Measuring CPU stall reductions from Dynimize

Duration: 30 min

Level: Intermediate

In this tutorial we are going to install and experiment with Dynimize using MySQL running the Sysbench OLTP benchmark. We also play around with the Linux perf command, top and vmstat. This tutorial assumes that you have MySQL and the Linux perf tool installed, and that there are no other CPU intensive workloads on the system other than those being tested. In order for the Linux perf tool to report CPU event counts, this tutorial should be completed on either a bare metal Linux server, or if using a virtual machine guest then virtual PMU support must be enabled by the hypervisor.

The initial part of this tutorial is meant to illustrate how to determine if there is potential for Dynimize to speedup a mysql (or any other program) workload, by checking to see if it's CPU bound, executing mostly in user mode (as opposed to kernel mode) and exhibits classic front-end CPU stalls,

In the latter part of the tutorial we'll also use the vmstat tool to measure CPU usage reduction after an I/O bound workload is dynimized.

Two terminals will be used for this tutorial; the first for running the benchmark workload, and the second for controlling Dynimize and collecting CPU performance statistics.
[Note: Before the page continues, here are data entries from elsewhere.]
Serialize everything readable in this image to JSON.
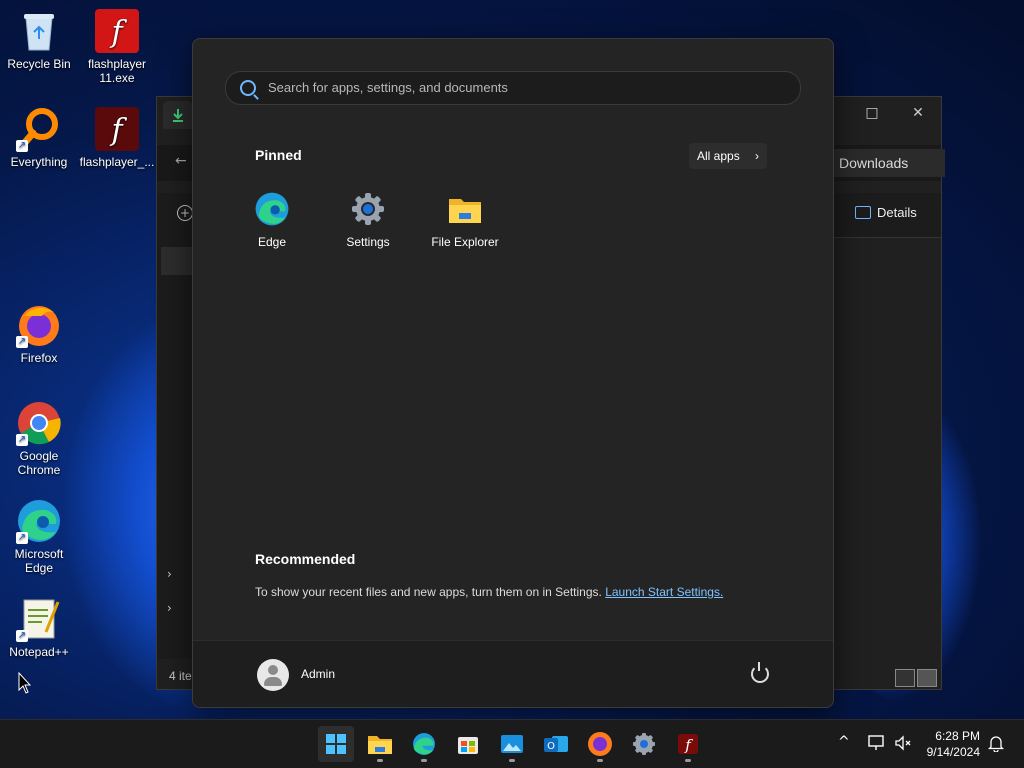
{
  "desktop": {
    "icons": [
      {
        "label": "Recycle Bin"
      },
      {
        "label": "flashplayer 11.exe"
      },
      {
        "label": "Everything"
      },
      {
        "label": "flashplayer_..."
      },
      {
        "label": "Firefox"
      },
      {
        "label": "Google Chrome"
      },
      {
        "label": "Microsoft Edge"
      },
      {
        "label": "Notepad++"
      }
    ]
  },
  "explorer": {
    "address": "Downloads",
    "details_label": "Details",
    "status": "4 ite"
  },
  "start_menu": {
    "search_placeholder": "Search for apps, settings, and documents",
    "pinned_title": "Pinned",
    "all_apps_label": "All apps",
    "pinned": [
      {
        "label": "Edge"
      },
      {
        "label": "Settings"
      },
      {
        "label": "File Explorer"
      }
    ],
    "recommended_title": "Recommended",
    "recommended_text": "To show your recent files and new apps, turn them on in Settings.",
    "recommended_link": "Launch Start Settings.",
    "user": "Admin"
  },
  "taskbar": {
    "time": "6:28 PM",
    "date": "9/14/2024"
  },
  "colors": {
    "accent": "#4cc2ff",
    "link": "#7fc3ff"
  }
}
Because no two setups are identical, your results will differ from those here to some extent.

1. Install Dynimize

In case you haven't already, install and license Dynimize with the following commands:

wget https://dynimize.com/install -O install
 wget https://dynimizecloud.com/install.sha256 -O install.sha256
 sha256sum -c install.sha256; if [ $? -eq 0 ]; then sudo bash ./install -d; fi

Use your access token to start a subscription license for your host.

$ sudo dyni -license=start -token=<your-access-token>

2. Benchmarking MySQL with the Sysbench 0.5 OLTP workload in a CPU bound case

For this CPU bound part of the tutorial, all steps were done using Centos 7.2, with MySQL community server version 5.7.11 for x86_64, and Sysbench 0.5. The system used here is a 2x8 core 2.4 GHz Xeon 2xE5-2630v3, with 128 GB of RAM and 2x480GB Intel SSD drives. Note that Sysbench 0.5 or newer is required since we're using the --report-interval option.

Install sysbench:

The latest version of Sysbench can be installed from packages hosted by Alexey Kopitov on package cloud. Note that Sysbench versions newer than 0.5 may require slightly different usage:

Debian/Ubuntu

curl -s https://packagecloud.io/install/repositories/akopytov/sysbench/script.deb.sh | sudo bash
 sudo apt -y install sysbench

RHEL/CentOS:

curl -s https://packagecloud.io/install/repositories/akopytov/sysbench/script.rpm.sh | sudo bash
 sudo yum -y install sysbench

Fedora:

curl -s https://packagecloud.io/install/repositories/akopytov/sysbench/script.rpm.sh | sudo bash
 sudo dnf -y install sysbench

Install the Linux perf tool:

Debian/Ubuntu:

$ sudo apt-get install linux-tools-common linux-tools-generic

RHEL/CentOS/Fedora:

$ sudo yum install perf

Make sure that innodb_buffer_pool_size=1G or larger is set in /etc/my.cnf. Here is the simple my.cnf file that was used which is sufficient for this experiment.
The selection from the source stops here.